Ao contrário do que dizem por aí, o nome do mês de junho não vem de "jovens", juniores. O nome do mês é em homenagem à deusa do casamento e esposa de Júpiter: Juno.
Juno (e a sua contraparte grega, Hera), não estão entre as divindades mais queridas pelos semideuses do Riordanverso. Digamos que o fato dela ser a grande antagonista do mais famoso herói mitológico, Hércules, não faz com que ela ganhe muito pontos com os outros semideuses.

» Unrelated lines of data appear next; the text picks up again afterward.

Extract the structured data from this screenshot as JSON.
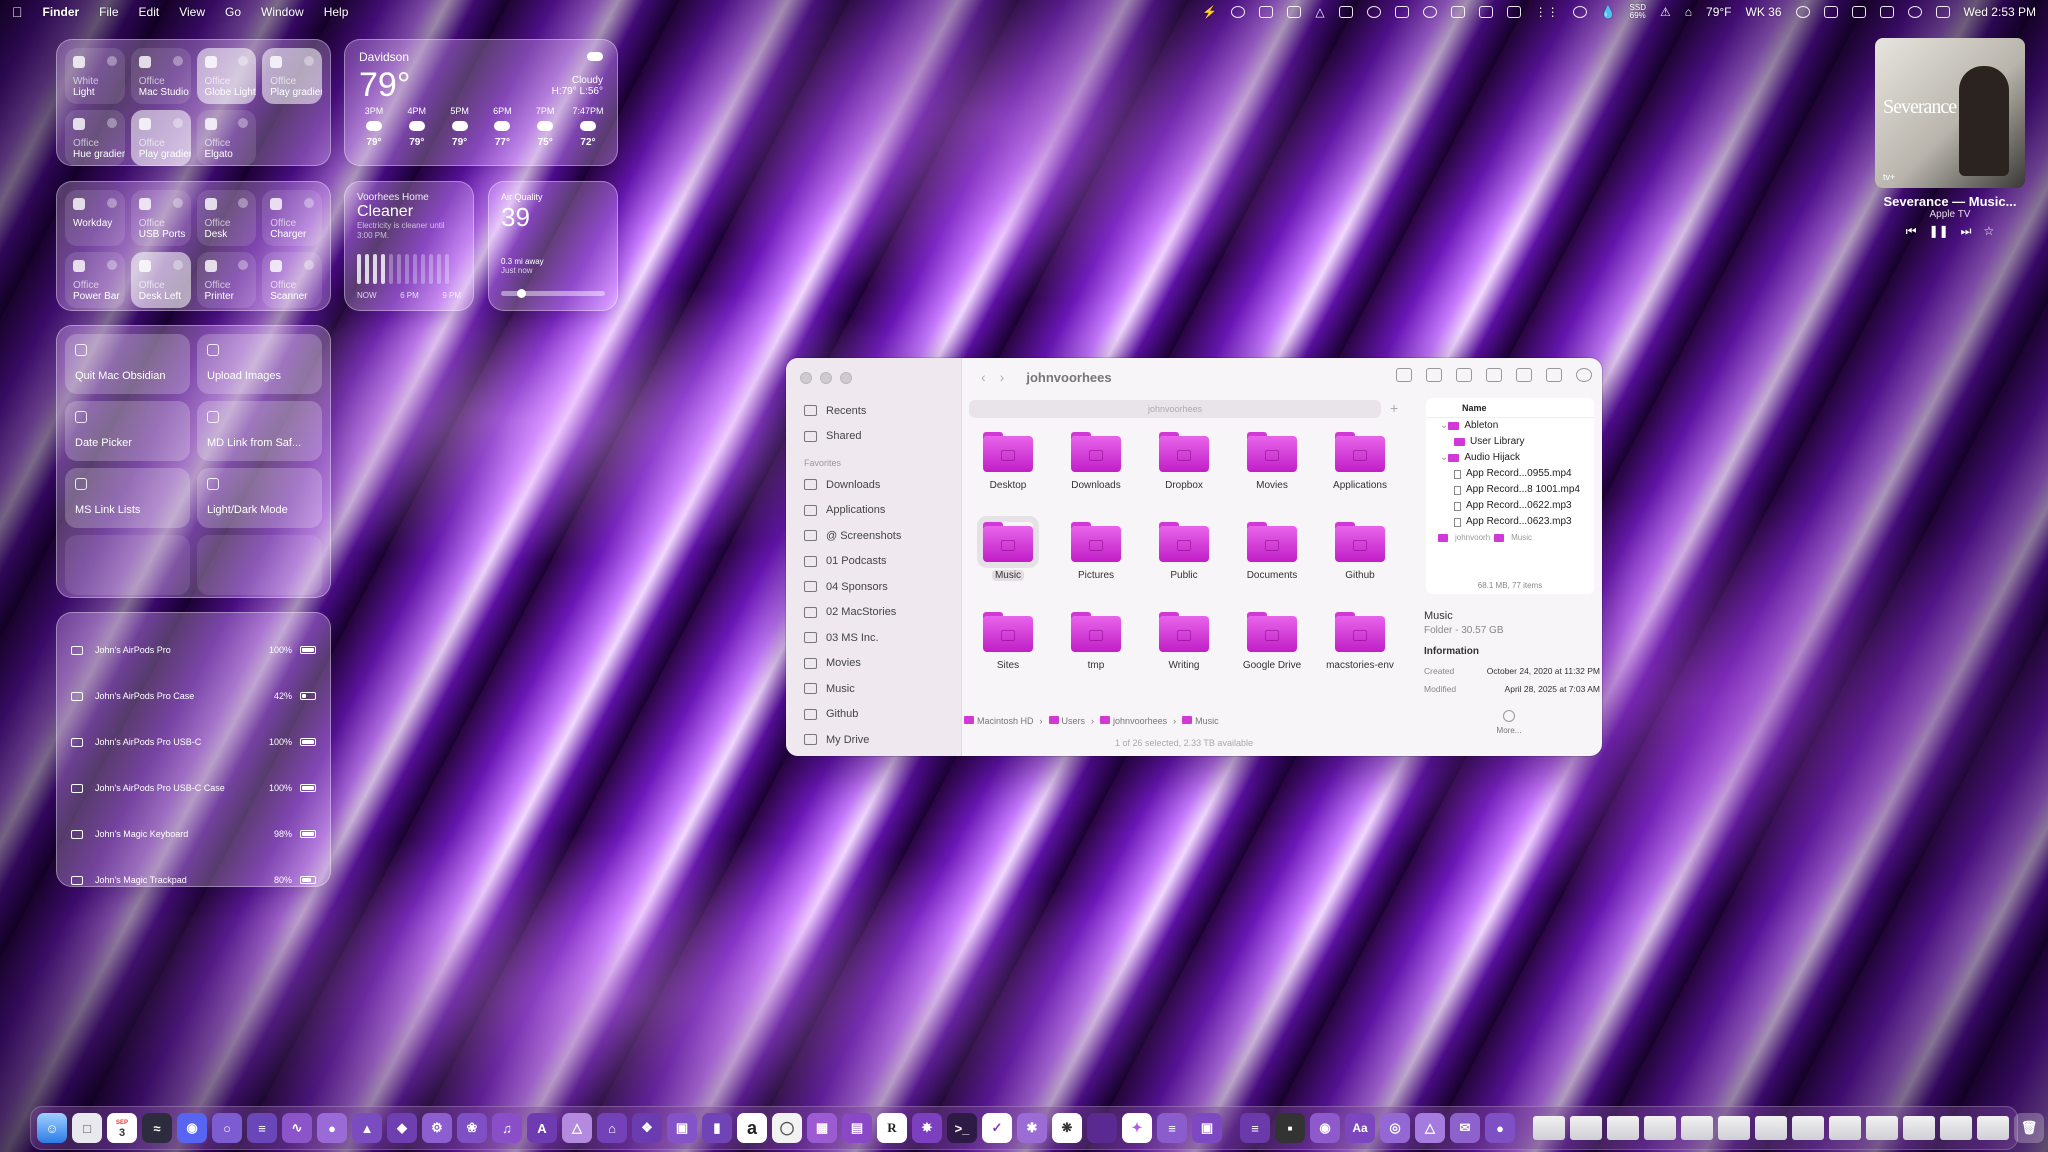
{
  "menubar": {
    "app": "Finder",
    "menus": [
      "File",
      "Edit",
      "View",
      "Go",
      "Window",
      "Help"
    ],
    "ssd_label": "SSD",
    "ssd_value": "69%",
    "weather": "79°F",
    "week": "WK 36",
    "datetime": "Wed 2:53 PM"
  },
  "home_tiles": [
    {
      "l1": "White",
      "l2": "Light",
      "on": false
    },
    {
      "l1": "Office",
      "l2": "Mac Studio",
      "on": false
    },
    {
      "l1": "Office",
      "l2": "Globe Light",
      "on": true
    },
    {
      "l1": "Office",
      "l2": "Play gradient",
      "on": true
    },
    {
      "l1": "Office",
      "l2": "Hue gradient",
      "on": false
    },
    {
      "l1": "Office",
      "l2": "Play gradient",
      "on": true
    },
    {
      "l1": "Office",
      "l2": "Elgato",
      "on": false
    }
  ],
  "home_tiles2": [
    {
      "l1": "",
      "l2": "Workday",
      "on": false
    },
    {
      "l1": "Office",
      "l2": "USB Ports",
      "on": false
    },
    {
      "l1": "Office",
      "l2": "Desk",
      "on": false
    },
    {
      "l1": "Office",
      "l2": "Charger",
      "on": false
    },
    {
      "l1": "Office",
      "l2": "Power Bar",
      "on": false
    },
    {
      "l1": "Office",
      "l2": "Desk Left",
      "on": true
    },
    {
      "l1": "Office",
      "l2": "Printer",
      "on": false
    },
    {
      "l1": "Office",
      "l2": "Scanner",
      "on": false
    }
  ],
  "weather": {
    "location": "Davidson",
    "temp": "79°",
    "condition": "Cloudy",
    "hilo": "H:79° L:56°",
    "hours": [
      {
        "time": "3PM",
        "temp": "79°"
      },
      {
        "time": "4PM",
        "temp": "79°"
      },
      {
        "time": "5PM",
        "temp": "79°"
      },
      {
        "time": "6PM",
        "temp": "77°"
      },
      {
        "time": "7PM",
        "temp": "75°"
      },
      {
        "time": "7:47PM",
        "temp": "72°"
      }
    ]
  },
  "home_energy": {
    "title": "Voorhees Home",
    "status": "Cleaner",
    "note": "Electricity is cleaner until 3:00 PM.",
    "t_now": "NOW",
    "t_6": "6 PM",
    "t_9": "9 PM"
  },
  "air_quality": {
    "title": "Air Quality",
    "value": "39",
    "distance": "0.3 mi away",
    "updated": "Just now",
    "level": 0.15
  },
  "shortcuts": [
    {
      "label": "Quit Mac Obsidian"
    },
    {
      "label": "Upload Images"
    },
    {
      "label": "Date Picker"
    },
    {
      "label": "MD Link from Saf..."
    },
    {
      "label": "MS Link Lists"
    },
    {
      "label": "Light/Dark Mode"
    },
    {
      "label": ""
    },
    {
      "label": ""
    }
  ],
  "batteries": [
    {
      "name": "John's AirPods Pro",
      "pct": "100%",
      "level": 1.0
    },
    {
      "name": "John's AirPods Pro Case",
      "pct": "42%",
      "level": 0.42
    },
    {
      "name": "John's AirPods Pro USB-C",
      "pct": "100%",
      "level": 1.0
    },
    {
      "name": "John's AirPods Pro USB-C Case",
      "pct": "100%",
      "level": 1.0
    },
    {
      "name": "John's Magic Keyboard",
      "pct": "98%",
      "level": 0.98
    },
    {
      "name": "John's Magic Trackpad",
      "pct": "80%",
      "level": 0.8
    }
  ],
  "now_playing": {
    "art_title": "Severance",
    "art_badge": "tv+",
    "title": "Severance — Music...",
    "source": "Apple TV"
  },
  "finder": {
    "title": "johnvoorhees",
    "path_field": "johnvoorhees",
    "sidebar_top": [
      "Recents",
      "Shared"
    ],
    "favorites_heading": "Favorites",
    "favorites": [
      "Downloads",
      "Applications",
      "@ Screenshots",
      "01 Podcasts",
      "04 Sponsors",
      "02 MacStories",
      "03 MS Inc.",
      "Movies",
      "Music",
      "Github",
      "My Drive"
    ],
    "items": [
      "Desktop",
      "Downloads",
      "Dropbox",
      "Movies",
      "Applications",
      "Music",
      "Pictures",
      "Public",
      "Documents",
      "Github",
      "Sites",
      "tmp",
      "Writing",
      "Google Drive",
      "macstories-env"
    ],
    "selected": "Music",
    "path": [
      "Macintosh HD",
      "Users",
      "johnvoorhees",
      "Music"
    ],
    "status": "1 of 26 selected, 2.33 TB available",
    "column": {
      "header": "Name",
      "rows": [
        {
          "label": "Ableton",
          "kind": "folder",
          "indent": 0
        },
        {
          "label": "User Library",
          "kind": "folder",
          "indent": 1
        },
        {
          "label": "Audio Hijack",
          "kind": "folder",
          "indent": 0
        },
        {
          "label": "App Record...0955.mp4",
          "kind": "file",
          "indent": 1
        },
        {
          "label": "App Record...8 1001.mp4",
          "kind": "file",
          "indent": 1
        },
        {
          "label": "App Record...0622.mp3",
          "kind": "file",
          "indent": 1
        },
        {
          "label": "App Record...0623.mp3",
          "kind": "file",
          "indent": 1
        }
      ],
      "crumb_user": "johnvoorh",
      "crumb_folder": "Music",
      "footer": "68.1 MB, 77 items"
    },
    "preview": {
      "name": "Music",
      "kind": "Folder - 30.57 GB",
      "info_heading": "Information",
      "created_label": "Created",
      "created": "October 24, 2020 at 11:32 PM",
      "modified_label": "Modified",
      "modified": "April 28, 2025 at 7:03 AM",
      "more": "More..."
    }
  },
  "dock": {
    "calendar_month": "SEP",
    "calendar_day": "3",
    "amazon": "a",
    "reeder": "R",
    "dictionary": "Aa"
  },
  "colors": {
    "folder": "#d238d6",
    "wallpaper": "#3b0a6a"
  }
}
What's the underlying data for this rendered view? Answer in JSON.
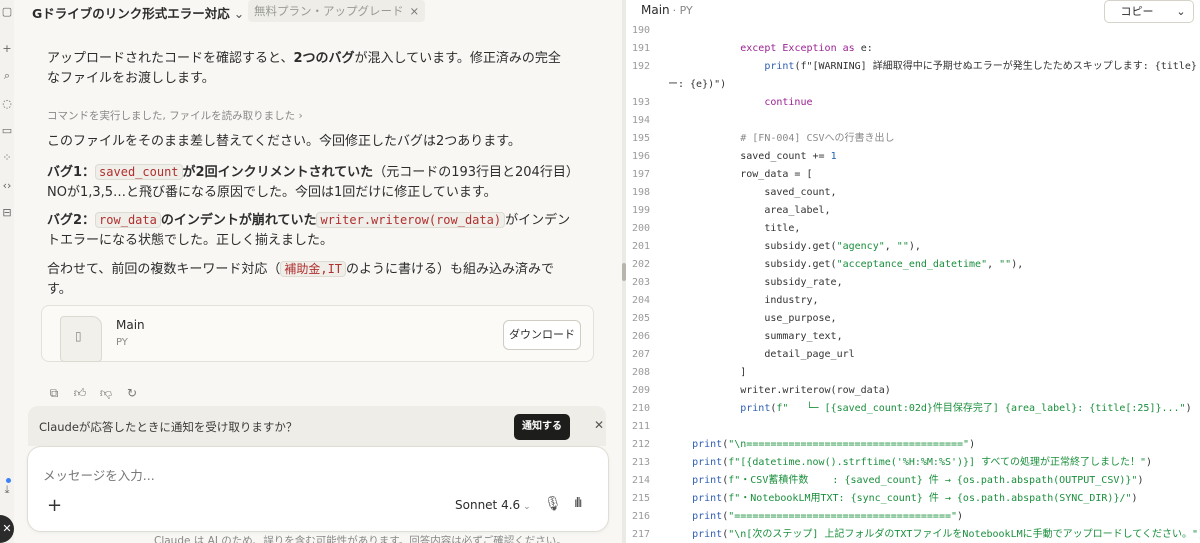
{
  "conversation": {
    "title": "Gドライブのリンク形式エラー対応",
    "plan_badge": "無料プラン・アップグレード",
    "intro": [
      "アップロードされたコードを確認すると、",
      "2つのバグ",
      "が混入しています。修正済みの完全",
      "なファイルをお渡しします。"
    ],
    "tool_summary": "コマンドを実行しました, ファイルを読み取りました",
    "replace_note": "このファイルをそのまま差し替えてください。今回修正したバグは2つあります。",
    "bug1": {
      "label": "バグ1：",
      "code": "saved_count",
      "bold": "が2回インクリメントされていた",
      "rest": "（元コードの193行目と204行目）",
      "line2": "NOが1,3,5…と飛び番になる原因でした。今回は1回だけに修正しています。"
    },
    "bug2": {
      "label": "バグ2：",
      "code": "row_data",
      "bold": "のインデントが崩れていた",
      "code2": "writer.writerow(row_data)",
      "rest": "がインデン",
      "line2": "トエラーになる状態でした。正しく揃えました。"
    },
    "extra": {
      "pre": "合わせて、前回の複数キーワード対応（",
      "code": "補助金,IT",
      "post": "のように書ける）も組み込み済みで",
      "line2": "す。"
    },
    "file_card": {
      "name": "Main",
      "type": "PY",
      "download": "ダウンロード"
    }
  },
  "notification": {
    "text": "Claudeが応答したときに通知を受け取りますか？",
    "button": "通知する"
  },
  "composer": {
    "placeholder": "メッセージを入力...",
    "model": "Sonnet 4.6"
  },
  "disclaimer": "Claude は AI のため、誤りを含む可能性があります。回答内容は必ずご確認ください。",
  "code_panel": {
    "title": "Main",
    "subtitle": "· PY",
    "copy_label": "コピー",
    "lines": [
      {
        "n": "190",
        "t": ""
      },
      {
        "n": "191",
        "t": "            except Exception as e:"
      },
      {
        "n": "192",
        "t": "                print(f\"[WARNING] 詳細取得中に予期せぬエラーが発生したためスキップします: {title} (エ"
      },
      {
        "n": "",
        "t": "ー: {e})\")"
      },
      {
        "n": "193",
        "t": "                continue"
      },
      {
        "n": "194",
        "t": ""
      },
      {
        "n": "195",
        "t": "            # [FN-004] CSVへの行書き出し"
      },
      {
        "n": "196",
        "t": "            saved_count += 1"
      },
      {
        "n": "197",
        "t": "            row_data = ["
      },
      {
        "n": "198",
        "t": "                saved_count,"
      },
      {
        "n": "199",
        "t": "                area_label,"
      },
      {
        "n": "200",
        "t": "                title,"
      },
      {
        "n": "201",
        "t": "                subsidy.get(\"agency\", \"\"),"
      },
      {
        "n": "202",
        "t": "                subsidy.get(\"acceptance_end_datetime\", \"\"),"
      },
      {
        "n": "203",
        "t": "                subsidy_rate,"
      },
      {
        "n": "204",
        "t": "                industry,"
      },
      {
        "n": "205",
        "t": "                use_purpose,"
      },
      {
        "n": "206",
        "t": "                summary_text,"
      },
      {
        "n": "207",
        "t": "                detail_page_url"
      },
      {
        "n": "208",
        "t": "            ]"
      },
      {
        "n": "209",
        "t": "            writer.writerow(row_data)"
      },
      {
        "n": "210",
        "t": "            print(f\"   └─ [{saved_count:02d}件目保存完了] {area_label}: {title[:25]}...\")"
      },
      {
        "n": "211",
        "t": ""
      },
      {
        "n": "212",
        "t": "    print(\"\\n====================================\")"
      },
      {
        "n": "213",
        "t": "    print(f\"[{datetime.now().strftime('%H:%M:%S')}] すべての処理が正常終了しました！\")"
      },
      {
        "n": "214",
        "t": "    print(f\"・CSV蓄積件数    : {saved_count} 件 → {os.path.abspath(OUTPUT_CSV)}\")"
      },
      {
        "n": "215",
        "t": "    print(f\"・NotebookLM用TXT: {sync_count} 件 → {os.path.abspath(SYNC_DIR)}/\")"
      },
      {
        "n": "216",
        "t": "    print(\"====================================\")"
      },
      {
        "n": "217",
        "t": "    print(\"\\n[次のステップ] 上記フォルダのTXTファイルをNotebookLMに手動でアップロードしてください。\")"
      }
    ]
  },
  "icons": [
    "sidebar-toggle-icon",
    "new-chat-icon",
    "search-icon",
    "chats-icon",
    "projects-icon",
    "artifacts-icon",
    "code-icon",
    "download-icon",
    "copy-icon",
    "thumbs-up-icon",
    "thumbs-down-icon",
    "retry-icon",
    "plus-icon",
    "mic-icon",
    "voice-icon",
    "close-icon",
    "chevron-down-icon",
    "file-icon"
  ]
}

Ainda mais que, em Heróis do Olimpo, fica estabelecido que Juno é uma grande mestre manipuladora. A sua antipatia pelos semideuses não evita que ela os utilize como peões para atingir os seus objetivos. Causar amnésia, criar memórias falsas, trocar pessoas de lugar, roubar meses de vida, sequestros, tudo vale para preservar a sua disfuncional família divina e a civilização ocidental.
Na hora de fazer o desenho dela a ideia foi justamente pensar algo nessa linha da madame manipuladora, algo estilo "vilã chique de novela". Para passar essa imagem fiz as sobrancelhas finas, a face simétrica, o colar de pérolas, a pele uniforme, o sorriso... não uma gargalhada louca, um sorriso.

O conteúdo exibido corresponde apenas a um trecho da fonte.